Glynn Clements glynn at gclements.plus.com
Sat Sep 23 08:04:30 EDT 2006


Roger Bivand wrote:

> > > > remove() directory fails on Windows so that vectors cannot be deleted
> > > > without error. Patch for lib/vector/Vlib/map.c is attached.
> > > > IMPORTANT!
> > >
> > > Much worse is that a vector open in QGIS cannot be deleted.
> > > Open file on Windows cannot be deleted nor moved.
> > > That is very bad because it is very common to run a module
> > > again and again and watch results on display.
> > > I don't have any idea what could be done.
> > 
> 
> http://www.mkssoftware.com/docs/man3/remove.3.asp
> 
> says that:
> 
> Windows NT/2000/XP/2003 does not let you delete a directory if a user has a lock
> on it. Any user that is in that directory has a lock on it. All locks to a
> directory must be resolved before remove() on a directory can be successful.
> 
> There are also indications that the directory should also be empty, from rmdir():
> 
> The rmdir() function removes an empty directory whose name is given by pathname.
> The directory must not have any entries other than dot (.) and dot-dot (..).
> 
> If the directory's link count becomes zero and no process has the directory open
> or locked, the directory space is freed and the directory is no longer
> accessible.
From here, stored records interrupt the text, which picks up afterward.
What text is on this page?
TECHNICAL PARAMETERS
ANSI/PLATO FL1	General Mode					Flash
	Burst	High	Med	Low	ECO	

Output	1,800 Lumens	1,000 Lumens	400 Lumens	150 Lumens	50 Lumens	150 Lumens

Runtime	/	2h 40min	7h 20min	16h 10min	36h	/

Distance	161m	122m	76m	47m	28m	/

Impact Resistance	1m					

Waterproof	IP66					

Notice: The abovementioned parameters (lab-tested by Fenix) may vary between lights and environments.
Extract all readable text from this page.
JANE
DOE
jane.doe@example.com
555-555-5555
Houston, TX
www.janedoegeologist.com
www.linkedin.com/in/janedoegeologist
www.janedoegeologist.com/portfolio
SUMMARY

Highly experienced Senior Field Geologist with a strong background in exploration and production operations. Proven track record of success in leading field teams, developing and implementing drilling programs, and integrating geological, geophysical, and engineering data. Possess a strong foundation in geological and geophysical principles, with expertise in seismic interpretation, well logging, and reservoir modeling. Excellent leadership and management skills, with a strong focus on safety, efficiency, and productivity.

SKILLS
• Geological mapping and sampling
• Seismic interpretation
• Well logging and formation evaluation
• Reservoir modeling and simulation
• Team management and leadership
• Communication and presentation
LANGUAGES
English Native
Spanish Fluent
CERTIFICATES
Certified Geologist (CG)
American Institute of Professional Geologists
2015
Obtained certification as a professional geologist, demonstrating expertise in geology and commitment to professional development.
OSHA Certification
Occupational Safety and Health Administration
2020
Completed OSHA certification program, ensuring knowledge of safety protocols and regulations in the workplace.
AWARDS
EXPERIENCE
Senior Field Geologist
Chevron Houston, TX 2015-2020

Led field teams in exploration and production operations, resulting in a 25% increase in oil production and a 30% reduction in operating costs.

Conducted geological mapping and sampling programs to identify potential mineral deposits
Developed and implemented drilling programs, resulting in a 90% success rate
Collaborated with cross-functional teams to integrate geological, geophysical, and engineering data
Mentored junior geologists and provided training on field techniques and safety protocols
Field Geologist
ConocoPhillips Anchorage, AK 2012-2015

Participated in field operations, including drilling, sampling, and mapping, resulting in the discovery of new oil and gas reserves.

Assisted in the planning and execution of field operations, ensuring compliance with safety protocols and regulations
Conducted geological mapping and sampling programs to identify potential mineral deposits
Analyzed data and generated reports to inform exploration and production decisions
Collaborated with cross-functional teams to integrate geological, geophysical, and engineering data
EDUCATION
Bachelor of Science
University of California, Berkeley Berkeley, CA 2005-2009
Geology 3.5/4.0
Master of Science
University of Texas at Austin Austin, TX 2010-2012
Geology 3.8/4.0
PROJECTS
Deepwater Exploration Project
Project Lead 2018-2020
If one or more processes have the directory open or locked (for
> example, by having the directory as the current working directory), rmdir()
> fails and sets errno to EBUSY. 
> 
> Is this what is going on here?

AFAICT, in his follow-up, Radim was talking about deleting files.

Unlike Unix, Windows won't let you delete a file which is open in any
process, or a directory which is the current directory for any
process.

On Unix, unlink/rmdir simply remove the entry from the parent
directory. The file/directory isn't actually deleted until no process
is using it.

Anything which relies upon the Unix semantics for unlink/rmdir won't
work on Windows, either natively or using Cygwin. This is one aspect
of Unix which Cygwin doesn't attempt to emulate.